Ideally of course with a switch to change to the second, more verbose definition.


Rider (and probably all JetBrains IDEs?) have inlined parameter names and types as hints.

https://www.jetbrains.com/help/rider/Inline_Parameter_Name_H...


That would tie languages to language tools and IMO be a downgrade from having a slightly more verbose language that is independent of tooling.


Maybe this data should be stored in a CSV and edited in Google Sheets/Excel.


I've got a job for you, mine at my previous company!


the values are specified in the definition of the iota type.

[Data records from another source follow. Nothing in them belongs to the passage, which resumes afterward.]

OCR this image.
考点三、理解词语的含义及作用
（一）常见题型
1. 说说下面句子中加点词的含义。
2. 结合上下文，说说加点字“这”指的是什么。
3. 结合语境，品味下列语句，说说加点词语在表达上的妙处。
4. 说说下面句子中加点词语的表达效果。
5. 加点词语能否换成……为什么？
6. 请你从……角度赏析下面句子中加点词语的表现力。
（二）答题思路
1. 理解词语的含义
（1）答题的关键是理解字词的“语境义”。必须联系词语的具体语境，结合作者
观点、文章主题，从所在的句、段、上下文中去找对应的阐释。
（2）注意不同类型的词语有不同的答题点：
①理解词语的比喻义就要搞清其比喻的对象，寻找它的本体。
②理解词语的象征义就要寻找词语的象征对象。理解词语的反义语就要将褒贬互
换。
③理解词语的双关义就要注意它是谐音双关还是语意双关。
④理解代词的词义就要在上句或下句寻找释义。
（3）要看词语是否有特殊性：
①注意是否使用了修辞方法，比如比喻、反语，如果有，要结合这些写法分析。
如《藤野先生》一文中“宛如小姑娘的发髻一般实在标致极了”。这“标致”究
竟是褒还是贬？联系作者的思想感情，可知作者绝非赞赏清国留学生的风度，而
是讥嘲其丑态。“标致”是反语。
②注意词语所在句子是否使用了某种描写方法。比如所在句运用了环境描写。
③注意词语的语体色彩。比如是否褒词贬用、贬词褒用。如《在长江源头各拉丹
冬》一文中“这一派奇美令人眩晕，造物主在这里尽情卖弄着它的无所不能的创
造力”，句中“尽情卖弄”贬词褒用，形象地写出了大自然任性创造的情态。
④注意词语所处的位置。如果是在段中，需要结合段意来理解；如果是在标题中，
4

``` type planet int // Gravity[float64],RadiusKm[float64],MassKg[float64],OrbitKm[float64],OrbitDays[float64],SurfacePressureBars[float64],Moons[int],Rings[bool] ```


yeah, and now, mentally count how many values you are in, don't lose count now! Why offload that to your brain where you could miscount instead of using structured data?


Because your whole argument is misconstructed. There are cases where longer code is better, but there are many cases where longer is worse too. Because the tools the language provide, on top of being more succint, make the intent more obvious.


Huh, for me its opposite, I`m ok with reading/fixing/updating few pages of code if its easy to read and easy to update.

Short code with multiple levels of abstractions, with dynamic inheritance, and with a lot of dependency inversion, etc. etc... I don't like it. I will spend a lot more time (probably) just digging into code while trying to understand it.